The animals at the Wildlife Science Center (WSC) provide opportunities for study by scientists from many walks of life. High school and college students use them to learn observation techniques, and hone their understanding of scientific method. WSC staff assist students with the hypothesis, methods, and presentation of results.
The red wolf program currently maintains about 100 animals in the wild (80 are radio collared) and about 200 animals in 34 captive facilities. The original mainland release site, Alligator River National Wildlife Refuge, hosts a single large, widely dispersing population of red wolves with neighboring Pocosin Lakes National Wildlife Refuge. The wild and captive operations of red wolf recovery have been working together for many years to better understand the red wolf’s biology, physiology, behavior, genetics and reproduction. Current research conducted at WSC will hopefully determine the effectiveness and feasibility of safe, reversible reproductive inhibitors that can be applicable for both captive and wild wolf populations. The slow, time released implant negates the necessity for invasive surgeries or separation of animals during breeding season. Also of concern is the effect of the implant on the behavior of the animal.

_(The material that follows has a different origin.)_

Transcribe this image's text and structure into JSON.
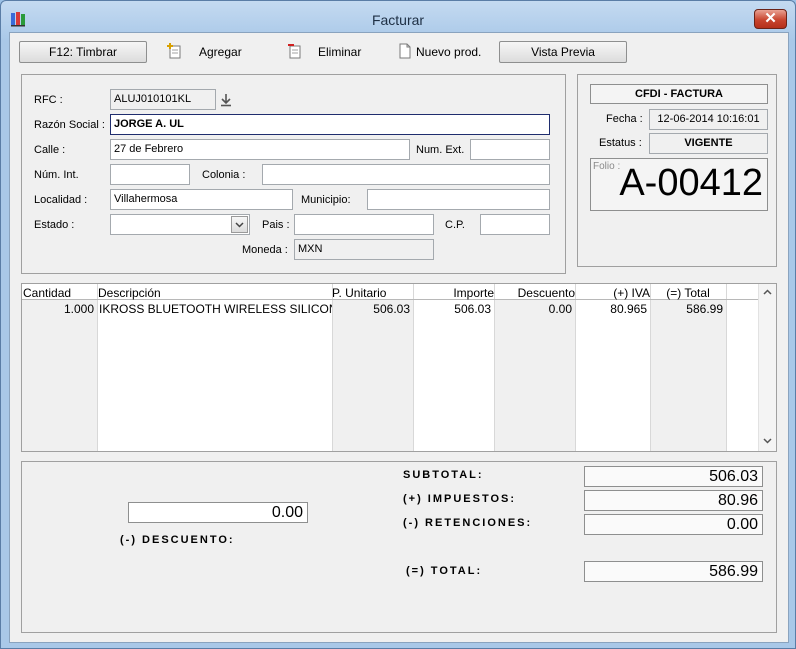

Hormonal fluctuations are seasonal and normal and help mold the dynamic hierarchy within a wolf pack, thus providing the necessary impetus for determining the pack’s “fittest” male and female (i.e. alpha). If a hormonal implant adversely affects these specific hormone fluctuations (which in turn affect dominant behavior) then determination of a pack’s “fittest” animals for reproduction and leadership can be affected in a way that it would not normally have been. Along with practical research there are also physiological studies. Recent genetic studies indicate that the eastern timber wolf and the red wolf may actually be one and the same, only subspecies of one another. This news becomes more of a shock to the scientific community when it is also believed that this “eastern seaboard” wolf species evolved separately from the gray wolf. Further studies will continue to shed light on this subject as it will likely have legal ramifications for the protection of both red and gray wolves.